This work addresses the challenge in geometric waveguide-based augmented reality displays, where non-sequential light transport and polarization-sensitive multilayer thin-film coatings are difficult to co-optimize. We present the first end-to-end differentiable optimization framework that couples a differentiable Monte Carlo polarized ray tracer with a differentiable transfer-matrix thin-film solver, enabling joint optimization over system-level high-dimensional parameters—including thousands of film layer thicknesses and billions of non-sequential rays. An automatic layer-pruning mechanism is introduced to discover efficient optical topologies. In a representative design, the proposed method improves optical efficiency from 4.1% to 33.5%, while enhancing eyebox and field-of-view uniformity by approximately 17× and 11×, respectively.

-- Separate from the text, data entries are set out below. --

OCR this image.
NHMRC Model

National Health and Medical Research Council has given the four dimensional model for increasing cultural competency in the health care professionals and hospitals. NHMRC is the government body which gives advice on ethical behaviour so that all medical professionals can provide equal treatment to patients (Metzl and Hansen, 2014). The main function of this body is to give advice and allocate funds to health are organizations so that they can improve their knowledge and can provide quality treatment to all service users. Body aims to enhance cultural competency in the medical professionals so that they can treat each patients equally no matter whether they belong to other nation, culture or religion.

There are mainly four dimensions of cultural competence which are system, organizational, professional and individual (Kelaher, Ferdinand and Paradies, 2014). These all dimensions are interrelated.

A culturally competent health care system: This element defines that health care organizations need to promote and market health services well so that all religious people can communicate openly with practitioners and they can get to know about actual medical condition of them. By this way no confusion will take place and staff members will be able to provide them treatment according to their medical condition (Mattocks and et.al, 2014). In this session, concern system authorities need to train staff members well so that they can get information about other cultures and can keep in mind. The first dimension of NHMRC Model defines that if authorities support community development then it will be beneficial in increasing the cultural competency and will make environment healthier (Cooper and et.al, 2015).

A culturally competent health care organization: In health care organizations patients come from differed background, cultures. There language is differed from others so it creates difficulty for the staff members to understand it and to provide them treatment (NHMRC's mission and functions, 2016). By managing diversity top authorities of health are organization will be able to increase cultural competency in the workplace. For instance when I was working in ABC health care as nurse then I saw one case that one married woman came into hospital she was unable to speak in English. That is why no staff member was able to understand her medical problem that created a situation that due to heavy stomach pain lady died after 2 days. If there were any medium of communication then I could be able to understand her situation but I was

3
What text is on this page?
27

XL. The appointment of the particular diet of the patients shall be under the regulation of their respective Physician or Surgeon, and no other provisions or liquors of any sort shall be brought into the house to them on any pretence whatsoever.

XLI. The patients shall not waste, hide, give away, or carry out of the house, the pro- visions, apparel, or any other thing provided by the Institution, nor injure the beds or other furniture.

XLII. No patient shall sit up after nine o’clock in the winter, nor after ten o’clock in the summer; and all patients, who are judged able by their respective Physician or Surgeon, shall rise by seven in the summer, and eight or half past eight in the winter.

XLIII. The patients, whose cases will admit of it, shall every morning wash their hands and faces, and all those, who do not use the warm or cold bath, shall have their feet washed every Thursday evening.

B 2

Geometric waveguides are a promising architecture for optical see-through augmented reality displays, but their performance is severely bottlenecked by the difficulty of jointly optimizing non-sequential light transport and polarization-dependent multilayer thin-film coatings. Here we present the first end-to-end differentiable optimization framework for geometric waveguide that couples non-sequential Monte Carlo polarization ray tracing with a differentiable transfer-matrix thin-film solver. A differentiable Monte Carlo ray tracer avoids the exponential growth of deterministic ray splitting while enabling gradients backpropagation from eyebox metrics to design parameters. With memory-saving strategies, we optimize more than one thousand layer-thickness parameters and billions of non-sequential ray-surface intersections on a single multi-GPU workstation. Automated layer pruning is achieved by starting from over-parameterized stacks and driving redundant layers to zero thickness under discrete manufacturability constraints, effectively performing topology optimization to discover optimal coating structures. On a representative design, starting from random initialization within thickness bounds, our method increases light efficiency from 4.1\% to 33.5\% and improves eyebox and FoV uniformity by $\sim$17$\times$ and $\sim$11$\times$, respectively. Furthermore, we jointly optimize the waveguide and an image preprocessing network to improve perceived image quality. Our framework not only enables system-level, high-dimensional coating optimization inside the waveguide, but also expands the scope of differentiable optics for next-generation optical design.